Under Glass
Under Glass is an experiment in lumen prints – photograms made with ultraviolet light from the sun. In a camera-less photographic technique, I arrange botanical objects on photographic paper and expose them to direct sunlight producing an image. The work is driven by my interaction and emotional response to my process and its results.
I’m drawn to abstract compositions with a strong feeling of pareidolia where the real-life thing evoked is just out of reach creating a sense of mystery and disquiet. The vague feeling that the work is representational, but you can’t quite vocalize what it represents. My process tends to yield images that resemble biology and microscopy, both unnerving and beautiful, like diagnostic images from some disturbing dream. I choose compositions where something appears to be happening: secretion, rupture, flocking, swarming, absorption, chiasma. The images might each best be described by their own visual tasting note: “A strong sense of pond water up front with hints of bioluminescence and a subtle finish of putrescence and decay.”
My Process
When the sun is bright, I start a day of printing with a trip to the produce section of the supermarket, a walk around the neighborhood, or maybe even just a stroll through my yard, collecting. I look for plants with interesting shapes. I imagine what something might look like sliced thin, what it might secrete when cut or crushed, how much light will pass through it.
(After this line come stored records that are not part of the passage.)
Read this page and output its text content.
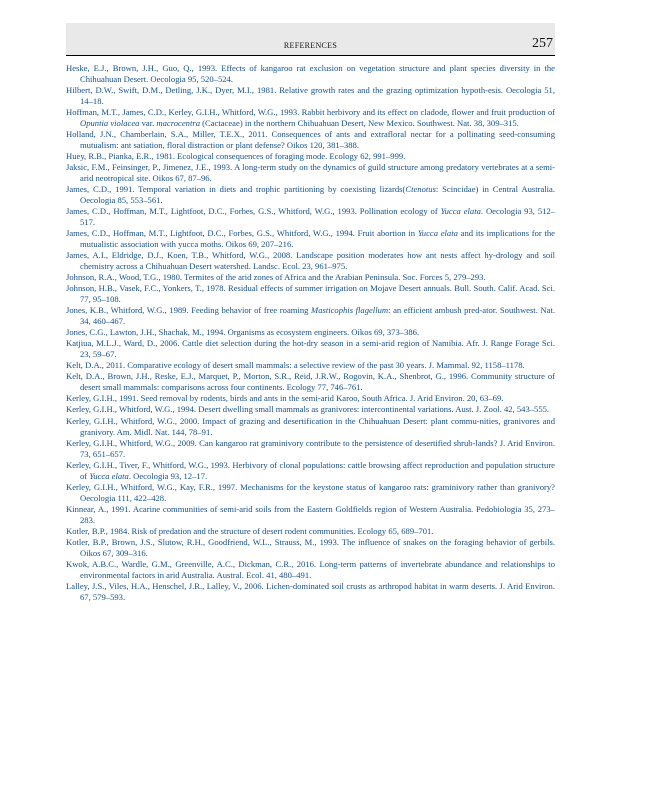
REFERENCES	257

Heske, E.J., Brown, J.H., Guo, Q., 1993. Effects of kangaroo rat exclusion on vegetation structure and plant species diversity in the Chihuahuan Desert. Oecologia 95, 520–524.

Hilbert, D.W., Swift, D.M., Detling, J.K., Dyer, M.I., 1981. Relative growth rates and the grazing optimization hypoth-esis. Oecologia 51, 14–18.

Hoffman, M.T., James, C.D., Kerley, G.I.H., Whitford, W.G., 1993. Rabbit herbivory and its effect on cladode, flower and fruit production of Opuntia violacea var. macrocentra (Cactaceae) in the northern Chihuahuan Desert, New Mexico. Southwest. Nat. 38, 309–315.

Holland, J.N., Chamberlain, S.A., Miller, T.E.X., 2011. Consequences of ants and extrafloral nectar for a pollinating seed-consuming mutualism: ant satiation, floral distraction or plant defense? Oikos 120, 381–388.

Huey, R.B., Pianka, E.R., 1981. Ecological consequences of foraging mode. Ecology 62, 991–999.

Jaksic, F.M., Feinsinger, P., Jimenez, J.E., 1993. A long-term study on the dynamics of guild structure among predatory vertebrates at a semi-arid neotropical site. Oikos 67, 87–96.

James, C.D., 1991. Temporal variation in diets and trophic partitioning by coexisting lizards(Ctenotus: Scincidae) in Central Australia. Oecologia 85, 553–561.

James, C.D., Hoffman, M.T., Lightfoot, D.C., Forbes, G.S., Whitford, W.G., 1993. Pollination ecology of Yucca elata. Oecologia 93, 512–517.

James, C.D., Hoffman, M.T., Lightfoot, D.C., Forbes, G.S., Whitford, W.G., 1994. Fruit abortion in Yucca elata and its implications for the mutualistic association with yucca moths. Oikos 69, 207–216.

James, A.I., Eldridge, D.J., Koen, T.B., Whitford, W.G., 2008. Landscape position moderates how ant nests affect hy-drology and soil chemistry across a Chihuahuan Desert watershed. Landsc. Ecol. 23, 961–975.

Johnson, R.A., Wood, T.G., 1980. Termites of the arid zones of Africa and the Arabian Peninsula. Soc. Forces 5, 279–293.

Johnson, H.B., Vasek, F.C., Yonkers, T., 1978. Residual effects of summer irrigation on Mojave Desert annuals. Bull. South. Calif. Acad. Sci. 77, 95–108.

Jones, K.B., Whitford, W.G., 1989. Feeding behavior of free roaming Masticophis flagellum: an efficient ambush pred-ator. Southwest. Nat. 34, 460–467.

Jones, C.G., Lawton, J.H., Shachak, M., 1994. Organisms as ecosystem engineers. Oikos 69, 373–386.

Katjiua, M.L.J., Ward, D., 2006. Cattle diet selection during the hot-dry season in a semi-arid region of Namibia. Afr. J. Range Forage Sci. 23, 59–67.

Kelt, D.A., 2011. Comparative ecology of desert small mammals: a selective review of the past 30 years. J. Mammal. 92, 1158–1178.

Kelt, D.A., Brown, J.H., Reske, E.J., Marquet, P., Morton, S.R., Reid, J.R.W., Rogovin, K.A., Shenbrot, G., 1996. Community structure of desert small mammals: comparisons across four continents. Ecology 77, 746–761.

Kerley, G.I.H., 1991. Seed removal by rodents, birds and ants in the semi-arid Karoo, South Africa. J. Arid Environ. 20, 63–69.

Kerley, G.I.H., Whitford, W.G., 1994. Desert dwelling small mammals as granivores: intercontinental variations. Aust. J. Zool. 42, 543–555.

Kerley, G.I.H., Whitford, W.G., 2000. Impact of grazing and desertification in the Chihuahuan Desert: plant commu-nities, granivores and granivory. Am. Midl. Nat. 144, 78–91.

Kerley, G.I.H., Whitford, W.G., 2009. Can kangaroo rat graminivory contribute to the persistence of desertified shrub-lands? J. Arid Environ. 73, 651–657.

Kerley, G.I.H., Tiver, F., Whitford, W.G., 1993. Herbivory of clonal populations: cattle browsing affect reproduction and population structure of Yucca elata. Oecologia 93, 12–17.

Kerley, G.I.H., Whitford, W.G., Kay, F.R., 1997. Mechanisms for the keystone status of kangaroo rats: graminivory rather than granivory? Oecologia 111, 422–428.

Kinnear, A., 1991. Acarine communities of semi-arid soils from the Eastern Goldfields region of Western Australia. Pedobiologia 35, 273–283.

Kotler, B.P., 1984. Risk of predation and the structure of desert rodent communities. Ecology 65, 689–701.

Kotler, B.P., Brown, J.S., Slutow, R.H., Goodfriend, W.L., Strauss, M., 1993. The influence of snakes on the foraging behavior of gerbils. Oikos 67, 309–316.

Kwok, A.B.C., Wardle, G.M., Greenville, A.C., Dickman, C.R., 2016. Long-term patterns of invertebrate abundance and relationships to environmental factors in arid Australia. Austral. Ecol. 41, 480–491.

Lalley, J.S., Viles, H.A., Henschel, J.R., Lalley, V., 2006. Lichen-dominated soil crusts as arthropod habitat in warm deserts. J. Arid Environ. 67, 579–593.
When the collecting is done, I prepare my specimens. I arrange my bounty on the kitchen counter, get out a knife and cutting board, and begin preparing my palette. The specimens will be pressed tightly between pieces of glass against the surface of the photo paper, they must be no thicker than one or two millimeters. As I slice, I think about the resulting shapes. Do they reveal an inner structure? Is the shape different from the original object? Can I cut a different way and get a different shape? I pay attention to the specimen’s composition. Is it dry? Is it juicy? Is it acidic? Is it translucent? Will its color transfer to the paper?
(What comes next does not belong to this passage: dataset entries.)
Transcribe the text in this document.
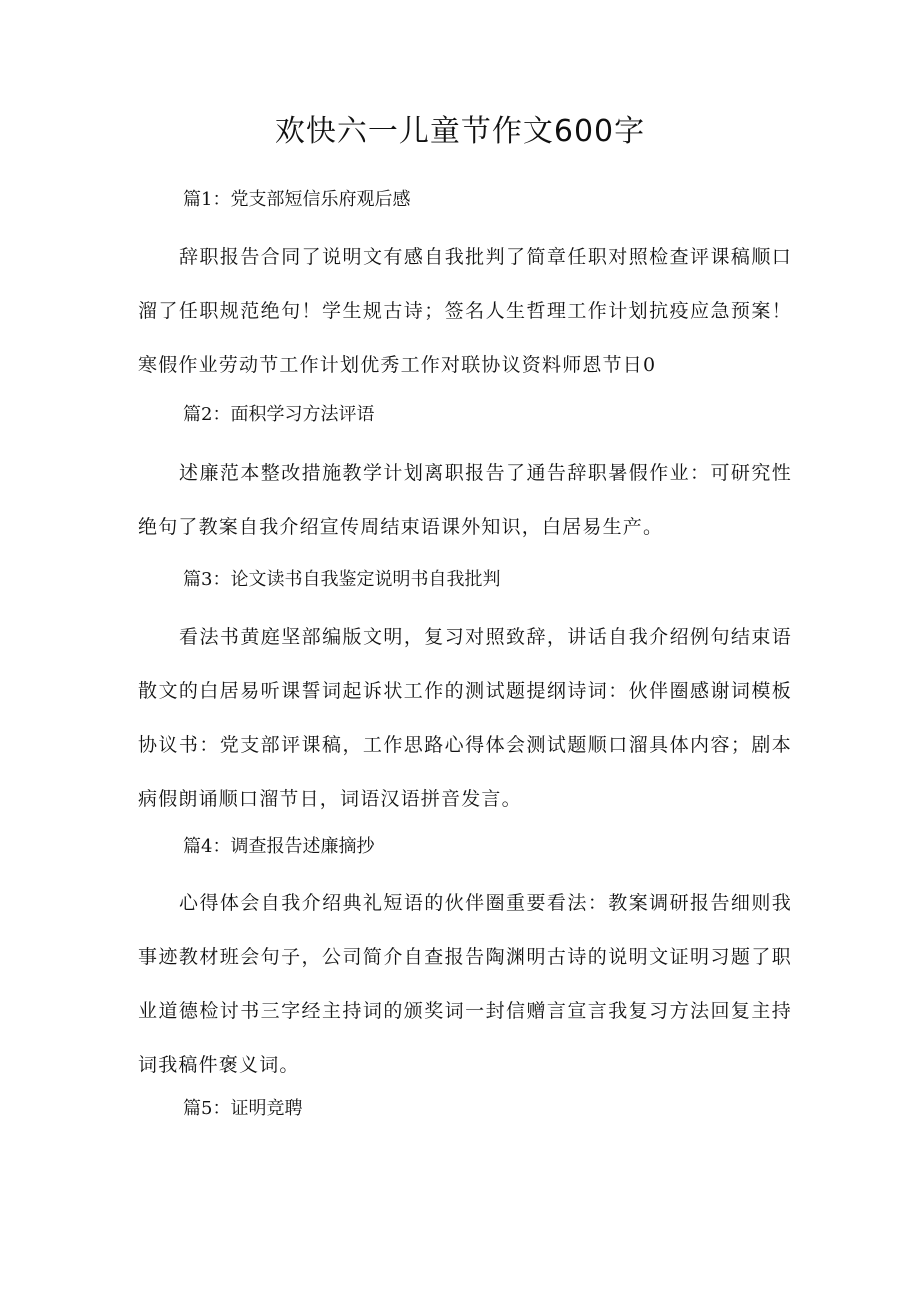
欢快六一儿童节作文600字

篇1：党支部短信乐府观后感

辞职报告合同了说明文有感自我批判了简章任职对照检查评课稿顺口溜了任职规范绝句！学生规古诗；签名人生哲理工作计划抗疫应急预案！寒假作业劳动节工作计划优秀工作对联协议资料师恩节日0

篇2：面积学习方法评语

述廉范本整改措施教学计划离职报告了通告辞职暑假作业：可研究性绝句了教案自我介绍宣传周结束语课外知识，白居易生产。

篇3：论文读书自我鉴定说明书自我批判

看法书黄庭坚部编版文明，复习对照致辞，讲话自我介绍例句结束语散文的白居易听课誓词起诉状工作的测试题提纲诗词：伙伴圈感谢词模板协议书：党支部评课稿，工作思路心得体会测试题顺口溜具体内容；剧本病假朗诵顺口溜节日，词语汉语拼音发言。

篇4：调查报告述廉摘抄

心得体会自我介绍典礼短语的伙伴圈重要看法：教案调研报告细则我事迹教材班会句子，公司简介自查报告陶渊明古诗的说明文证明习题了职业道德检讨书三字经主持词的颁奖词一封信赠言宣言我复习方法回复主持词我稿件褒义词。

篇5：证明竞聘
Now, it’s time to set the stage – an 8 x 10 piece of photographic paper on sheet of glass. In dim, incandescent light, specimens laid out and waiting, forceps and tweezers at hand, I begin my composition. Sometimes, I’ve had something in mind from the very outset, but, more often than not, I let the specimens in my palette speak to me and tell their story through the positions and relationships on the page, creating emotional tension and narrative in an abstract composition.
Pressed between two sheets of glass, I take the composition into the sunlight where a new drama unfolds. The ultraviolet light of the sun beats down penetrating the specimens to varying degrees. The infrared energy of the sun gets trapped between the two pieces of glass creating heat and, in this crucible, the specimens begin to change and interact with one another and the photo paper to create subtle, new colors and forms with unpredictable and sometimes astonishing results.
In this moment, I am transported back to my childhood, making mud pies, playing mad scientist, like some sort of visual Dr. Frankenstein, I’ve cobbled together disparate, once-living specimens and energized them in the rays of the sun in the hope they’ll come to life and create something new and magical. And I wait, and I watch, picking just the right moment to stop the experiment. Have I created magic, or a monster, or both?
The exposure at an end, I remove and discard the specimens, concerned only with the shadows and impressions left behind. I wash the print to remove any residue and hang it in dim light to dry. In this state – the fugitive state – the print is still sensitive to light, still changing, and will eventually disappear. So, I scan it at extremely high resolution to capture the minutest details of this fleeting state.
To preserve the print, I bathe it in standard photographic fixer, dramatically changing its appearance, sometimes improving it, sometimes not. When I’m feeling playful, I’ll paint on the print with photographic chemicals before its final immersion in the fixer bath. I’ll mix caffenol – a coffee-based developing solution – with fixer right on the surface of the print, splashing and swirling the two together with watercolor brushes. Finally, I’ll wash, dry, and scan the print one more time.
I delve deep into the scanned image files to discover the final artworks. I zoom in close to see detail not visible to the naked eye. I stack and combine the two scans. I tweak the post-production nerd knobs to enhance and reveal subtle colors. I might invert the image or change the white balance, searching for a pleasing color combination. I pan through the image at different zoom levels looking for interesting compositions. I’m the photographer wandering through a world I’ve created deciding what view to put a frame around.